Johnson also endorses Sen. Sherrod Brown’s (D-OH) Safe Banking Act, which supporters say would shrink the largest U.S. banks to a size that would not jeopardize the health of the financial sector or U.S. economy more generally.

“I favor making the country’s banks small enough and simple enough so that nobody is too big to fail,” he says.

But neither living wills nor Brown’s legislation, which would take a long time to become law if it ever gets that far, matches the urgency of forestalling the imminent danger posed by banks, Johnson says.

Johnson, the co-author of two popular books that critique the ways of both Wall Street and Washington, worries that “when the history of [the current financial crisis] is written, 2008 will look like the precursor to the big crisis in Europe, which will spread to the rest of the world.”

And, according to Johnson, the living wills reveal just how fragile our current banking system is. In a recent Bloomberg View op-ed, Johnson noted that JPMorgan Chase & Co.’s own analysis shows it would take a mere $50 billion to bring down the bank—the country’s largest, with a multi-trillion-dollar balance sheet.

The initial catastrophic loss-causing event would “trigger a run on the bank—not a retail run, but a wholesale run,” Johnson told AdvisorOne. “People who provide funding to JPMorgan on an overnight basis…would withdraw that funding,” with knock-on effects totaling $200 billion in losses and $550 billion in liquidity outflows.
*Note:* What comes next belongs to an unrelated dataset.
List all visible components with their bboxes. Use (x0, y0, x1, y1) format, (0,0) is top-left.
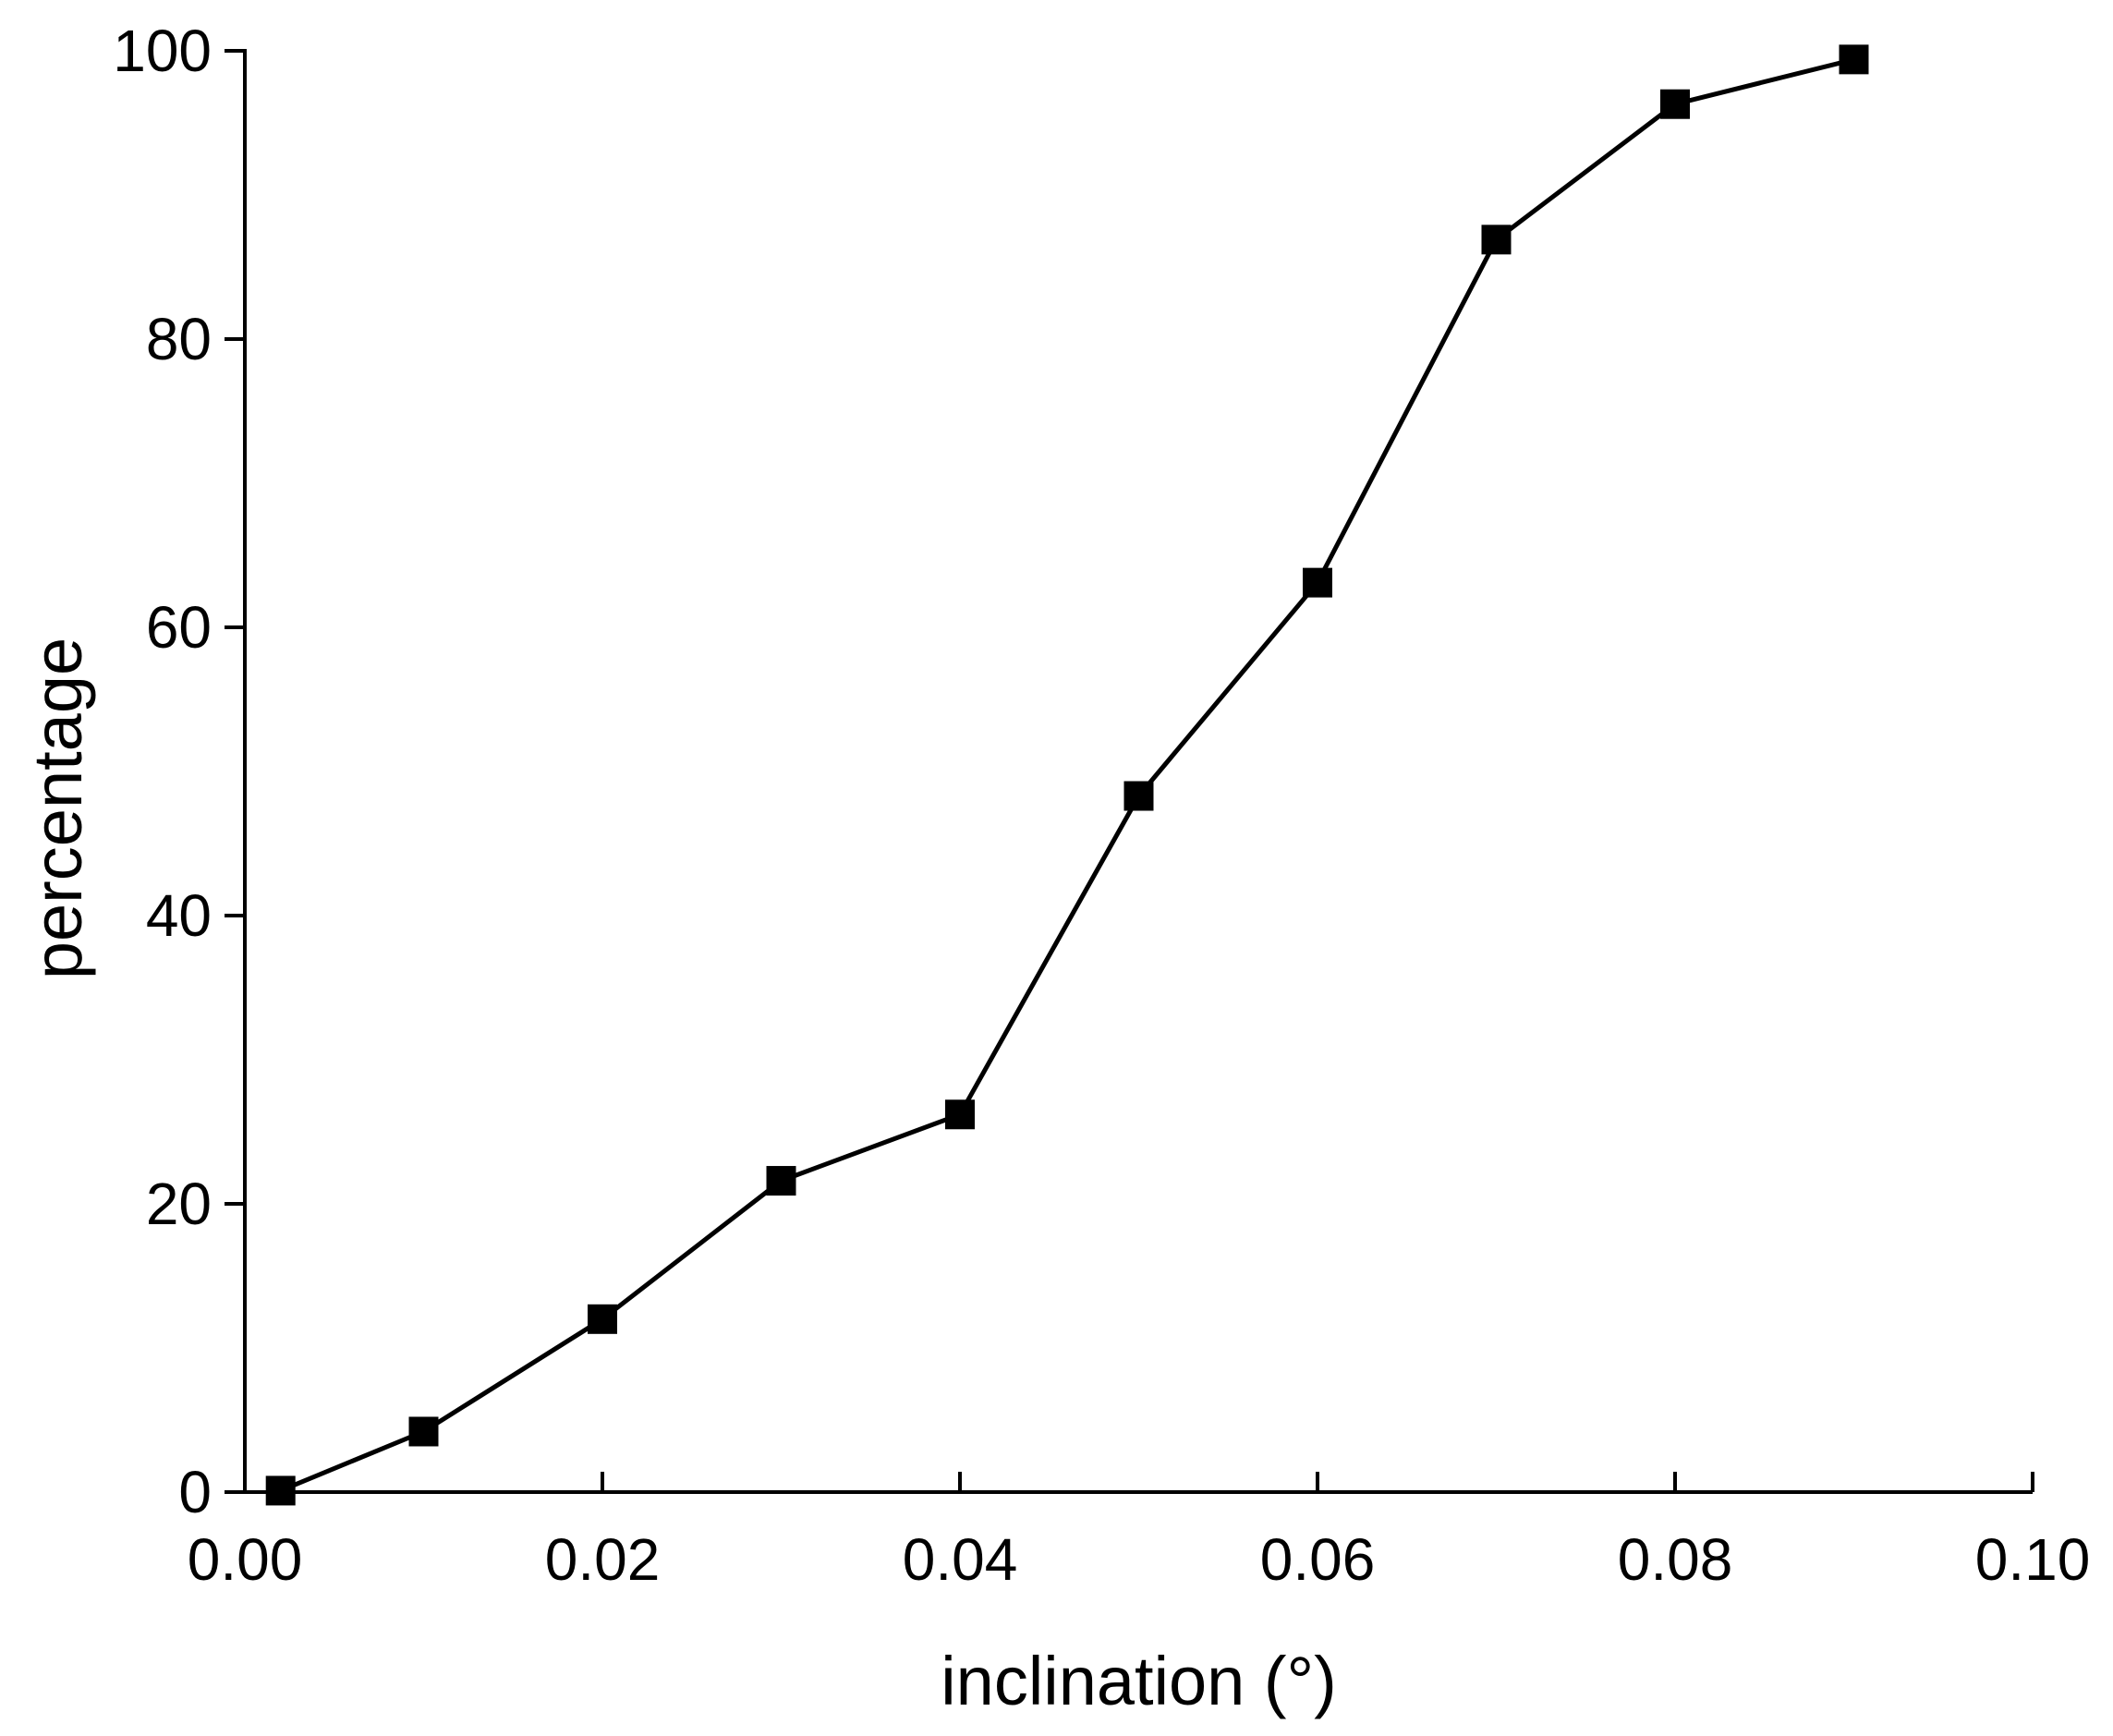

An event of that kind is entirely foreseeable, Johnson says, pointing to the possible breakup of the euro, however it materializes, as an obvious trigger. “That transition will be disorderly, and that’s the real danger here.”

While it’s anyone’s guess when the next potential crisis will occur—the power and credibility of the European Central Bank may enable it to avert crisis for months or years—a shock can also come quite suddenly, Johnson says.

For that reason, Johnson calls for immediate actions to strengthen vulnerable U.S. financial institutions by barring banks from distributing dividends and buying back shares. “There is no downside to this at all,” Johnson says, adding that the resulting increase in equity would provide a buffer against losses and protect taxpayers.

He also cited approvingly investor Michael Price’s idea of breaking up banking conglomerates to unlock greater value for shareholders. “How long are the boards of directors going to stand by and take no action and let [bank stocks] be pounded?” Price told Bloomberg.

However it’s done, defanging the large banks has got to be done effectively and soon to forestall economic disaster and to protect taxpayers, he says. Noting the role Fannie Mae and Freddie Mac played in bringing on the 2007-2008 financial crisis, Johnson asks: “Who are the GSEs [government–sponsored enterprises] today?

“The subsidies received by these large banks are large and extremely dangerous,” he said.